Accurate Early Detection and EGFR Mutation Status Prediction of Lung Cancer Using Plasma cfDNA Coverage Patterns: A Proof-of-Concept Study

Abstract

Lung cancer is a major global health concern with a low survival rate, often due to late-stage diagnosis. Liquid biopsy offers a non-invasive approach to cancer detection and monitoring, utilizing various features of circulating cell-free DNA (cfDNA). In this study, we established two models based on cfDNA coverage patterns at the transcription start sites (TSSs) from 6X whole-genome sequencing: an Early Cancer Screening Model and an EGFR mutation status prediction model. The Early Cancer Screening Model showed encouraging prediction ability, especially for early-stage lung cancer. The EGFR mutation status prediction model exhibited high accuracy in distinguishing between EGFR-positive and wild-type cases. Additionally, cfDNA coverage patterns at TSSs also reflect gene expression patterns at the pathway level in lung cancer patients. These findings demonstrate the potential applications of cfDNA coverage patterns at TSSs in early cancer screening and in cancer subtyping.
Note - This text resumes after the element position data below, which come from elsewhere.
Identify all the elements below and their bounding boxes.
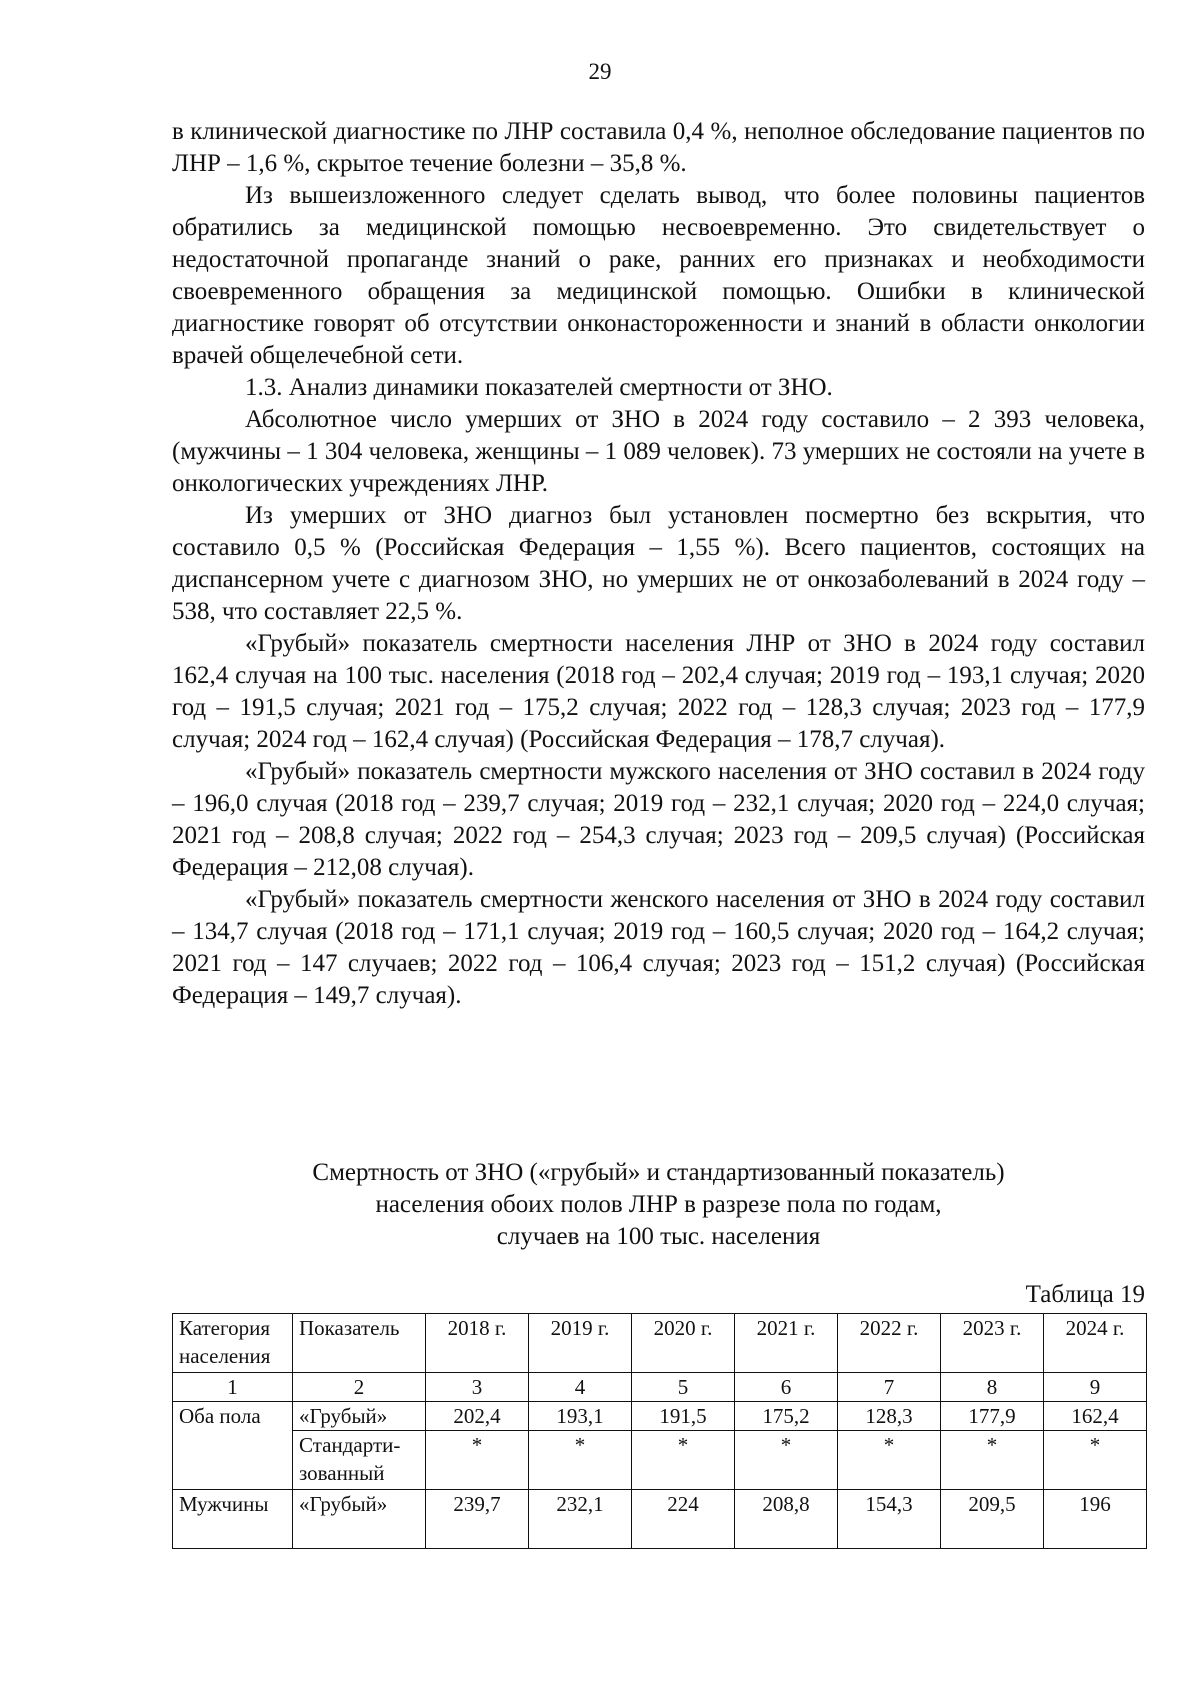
- header-cell: 2019 г.: [529, 1314, 632, 1373]
- column-number: 5: [632, 1373, 735, 1402]
- mortality-table: [172, 1313, 1147, 1549]
- header-cell: 2022 г.: [838, 1314, 941, 1373]
- section-heading: 1.3. Анализ динамики показателей смертности от ЗНО.: [245, 374, 833, 401]
- table-label: Таблица 19: [1025, 1281, 1145, 1308]
- paragraph-2: Из вышеизложенного следует сделать вывод, что более половины пациентов обратились за медицинской помощью несвоевременно. Это свидетельствует о недостаточной пропаганде знаний о раке, ранних его признаках и необходимости своевременного обращения за медицинской помощью. Ошибки в клинической диагностике говорят об отсутствии онконастороженности и знаний в области онкологии врачей общелечебной сети.: [172, 182, 1145, 369]
- header-cell: 2023 г.: [941, 1314, 1044, 1373]
- column-number: 1: [173, 1373, 293, 1402]
- column-number: 3: [426, 1373, 529, 1402]
- value-cell: *: [941, 1431, 1044, 1490]
- paragraph-5: «Грубый» показатель смертности населения ЛНР от ЗНО в 2024 году составил 162,4 случая на 100 тыс. населения (2018 год – 202,4 случая; 2019 год – 193,1 случая; 2020 год – 191,5 случая; 2021 год – 175,2 случая; 2022 год – 128,3 случая; 2023 год – 177,9 случая; 2024 год – 162,4 случая) (Российская Федерация – 178,7 случая).: [172, 630, 1145, 753]
- value-cell: *: [426, 1431, 529, 1490]
- paragraph-3: Абсолютное число умерших от ЗНО в 2024 году составило – 2 393 человека, (мужчины – 1 304 человека, женщины – 1 089 человек). 73 умерших не состояли на учете в онкологических учреждениях ЛНР.: [172, 406, 1145, 497]
- body-text: [172, 116, 1145, 1012]
- value-cell: *: [632, 1431, 735, 1490]
- value-cell: *: [1044, 1431, 1147, 1490]
- paragraph-7: «Грубый» показатель смертности женского населения от ЗНО в 2024 году составил – 134,7 случая (2018 год – 171,1 случая; 2019 год – 160,5 случая; 2020 год – 164,2 случая; 2021 год – 147 случаев; 2022 год – 106,4 случая; 2023 год – 151,2 случая) (Российская Федерация – 149,7 случая).: [172, 886, 1145, 1009]
- value-cell: 175,2: [735, 1402, 838, 1431]
- paragraph-6: «Грубый» показатель смертности мужского населения от ЗНО составил в 2024 году – 196,0 случая (2018 год – 239,7 случая; 2019 год – 232,1 случая; 2020 год – 224,0 случая; 2021 год – 208,8 случая; 2022 год – 254,3 случая; 2023 год – 209,5 случая) (Российская Федерация – 212,08 случая).: [172, 758, 1145, 881]
- paragraph-1: в клинической диагностике по ЛНР составила 0,4 %, неполное обследование пациентов по ЛНР – 1,6 %, скрытое течение болезни – 35,8 %.: [172, 118, 1145, 177]
- indicator-cell: Стандарти-зованный: [293, 1431, 426, 1490]
- column-number-row: [173, 1373, 1147, 1402]
- category-cell: Оба пола: [173, 1402, 293, 1490]
- value-cell: *: [529, 1431, 632, 1490]
- indicator-cell: «Грубый»: [293, 1402, 426, 1431]
- header-cell: Категория населения: [173, 1314, 293, 1373]
- column-number: 4: [529, 1373, 632, 1402]
- value-cell: 191,5: [632, 1402, 735, 1431]
- value-cell: 209,5: [941, 1490, 1044, 1549]
- caption-line-2: населения обоих полов ЛНР в разрезе пола по годам,: [375, 1191, 942, 1218]
- caption-line-3: случаев на 100 тыс. населения: [496, 1223, 821, 1250]
- value-cell: *: [735, 1431, 838, 1490]
- value-cell: 177,9: [941, 1402, 1044, 1431]
- value-cell: 196: [1044, 1490, 1147, 1549]
- value-cell: 193,1: [529, 1402, 632, 1431]
- column-number: 2: [293, 1373, 426, 1402]
- value-cell: 162,4: [1044, 1402, 1147, 1431]
- indicator-cell: «Грубый»: [293, 1490, 426, 1549]
- column-number: 8: [941, 1373, 1044, 1402]
- value-cell: 232,1: [529, 1490, 632, 1549]
- column-number: 6: [735, 1373, 838, 1402]
- page-number: 29: [588, 59, 612, 84]
- value-cell: 239,7: [426, 1490, 529, 1549]
- table-row: [173, 1490, 1147, 1549]
- table-row: [173, 1431, 1147, 1490]
- header-cell: 2020 г.: [632, 1314, 735, 1373]
- value-cell: 154,3: [838, 1490, 941, 1549]
- category-cell: Мужчины: [173, 1490, 293, 1549]
- column-number: 7: [838, 1373, 941, 1402]
- value-cell: 208,8: [735, 1490, 838, 1549]
- value-cell: *: [838, 1431, 941, 1490]
- header-cell: 2018 г.: [426, 1314, 529, 1373]
- value-cell: 128,3: [838, 1402, 941, 1431]
- value-cell: 224: [632, 1490, 735, 1549]
- table-row: [173, 1402, 1147, 1431]
- column-number: 9: [1044, 1373, 1147, 1402]
- header-cell: Показатель: [293, 1314, 426, 1373]
- caption-line-1: Смертность от ЗНО («грубый» и стандартизованный показатель): [312, 1159, 1005, 1186]
- table-header-row: [173, 1314, 1147, 1373]
- header-cell: 2024 г.: [1044, 1314, 1147, 1373]
- header-cell: 2021 г.: [735, 1314, 838, 1373]
- value-cell: 202,4: [426, 1402, 529, 1431]
- table-caption: [172, 1157, 1145, 1253]
- paragraph-4: Из умерших от ЗНО диагноз был установлен посмертно без вскрытия, что составило 0,5 % (Российская Федерация – 1,55 %). Всего пациентов, состоящих на диспансерном учете с диагнозом ЗНО, но умерших не от онкозаболеваний в 2024 году – 538, что составляет 22,5 %.: [172, 502, 1145, 625]
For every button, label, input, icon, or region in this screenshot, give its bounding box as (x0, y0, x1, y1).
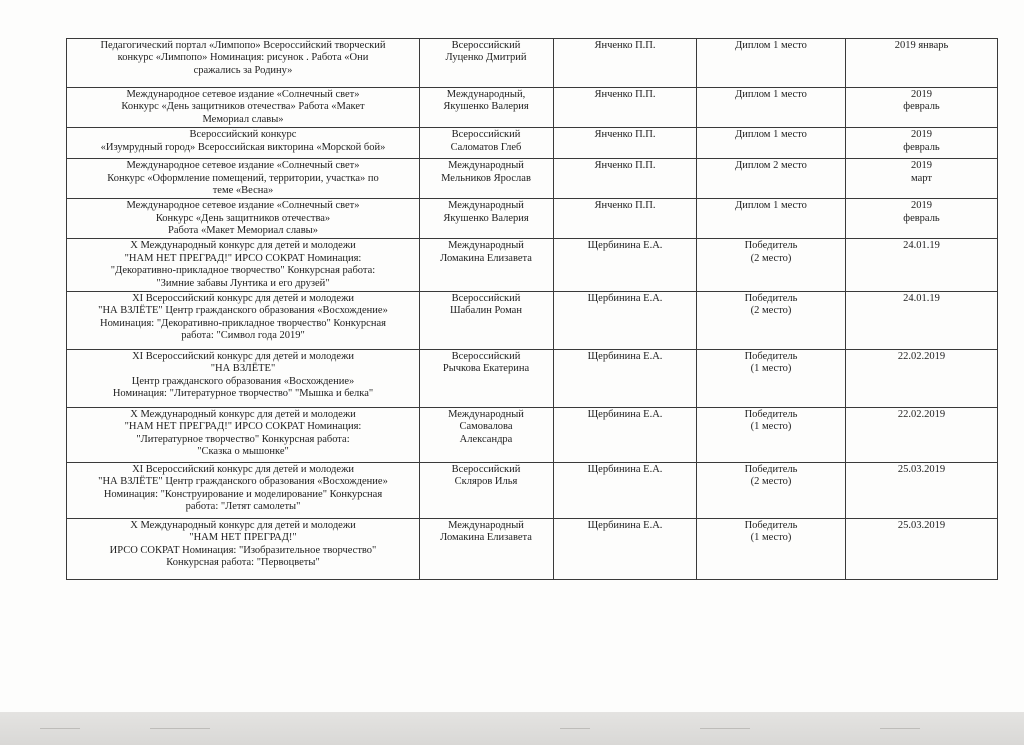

Keywords: EGFR mutation status prediction; cfDNA; coverage patterns at the transcription start sites; early cancer screening; machine learning.

Figure 1

The cfDNA transcription start site (TSS) obtained through non-invasive testing can be subjected to Whole Genome Sequencing (WGS) to achieve Early Cancer Screening and the EGFR mutation status prediction for lung cancer. This study involved 196 participants, including 96 lung cancer patients and 100 healthy controls, for model building. Models were based on random forest (RF) model with 10-fold 3 times cross-validation (CV) to avoid overfitting. In addition, 142 participants were included in an external independent test cohort for further model validation. To build the Early Cancer Screening Model, the 196 samples were randomly assigned to the training cohort (n = 138) and the Validation Dataset (n = 58). The external independent test cohort was used to test the generalization ability of the model. Additionally, the feasibility of using cfDNA TSS coverage for predicting EGFR mutations was explored using a subset of patients with clinical information on EGFR. To build the EGFR mutation status prediction model, the 65 samples were randomly assigned to the training cohort (n = 47) and the Validation Dataset (n = 18).

Figure 2

TSS coverage was distinct between cancer and non-cancer samples. (A) Principal Component Analysis (PCA) demonstrated clear group separation between lung cancer and healthy individuals based on TSS coverage values. (B) A volcano plot of differentially expressed genes between lung cancer and healthy individuals, derived from TCGA RNA-seq data, highlighted 1241 genes identified using TSS values, indicating their potential role in lung cancer development. (C) Gene enrichment analysis identified the top 25 pathways associated with differentially expressed TSSs between cancer and non-cancer samples, including pathways specifically related to lung cancer (e.g., “Non-small cell lung cancer” and “ErbB signaling pathway”) and other pathways related to cancer development. (D) Differences in TSS between healthy individuals and lung cancer patients were observed among the filtered 200 features selected for dimensionality reduction in the model, suggesting their potential utility in constructing a lung cancer screening model.

Figure 3

Performances of the robust Early Cancer Screening Model. (A) Receiver Operating Characteristic (ROC) curve demonstrating high performance of the Early Cancer Screening Model in the training and validation sets. (B) Area Under Curve (AUC) values for early-stage (stage I/II) and advanced-stage (stage III/IV) differentiation in the training set. (C) AUC values for early-stage and advanced-stage differentiation in the validation set. (D) Model performance in the external independent test cohort showing good generalization ability with an AUC of 0.891.

Figure 4

TSS coverage can differentiate patients with and without EGFR mutations. (A) 26 pathways related to EGFR from the KEGG database were selected. For each of the 65 patients with EGFR mutation detection, the average normalized TSS coverage of genes involved in these 26 pathways was calculated. Boxplots of path scores based on the normalized TSS coverage mean in these 26 pathways were plotted for patients with and without EGFR mutations, with differences between groups indicated by p-values (*** represents p < 0.001, ** represents p < 0.01, * represents p < 0.05, ns represents not significant). (B) Out of the total 619 KEGG pathways analyzed, 146 (23.6%) demonstrated variances in path scores, with a striking 57.7% (15/26) of EGFR-related pathways showing significant intergroup differences (p < 0.01). (C) Among the non-EGFR mutation pathways, only 29 out of 143 (20.3%) displayed significant differences (p < 0.01). (D) The TSS coverage of all transcripts corresponding to genes in the 26 pathways was calculated, and the TSS with differential expression between groups was selected for heatmap analysis, demonstrating significant differences between patients with and without EGFR mutations. (E) An EGFR mutation status prediction model was built and showed good performance in both the training and validation cohorts.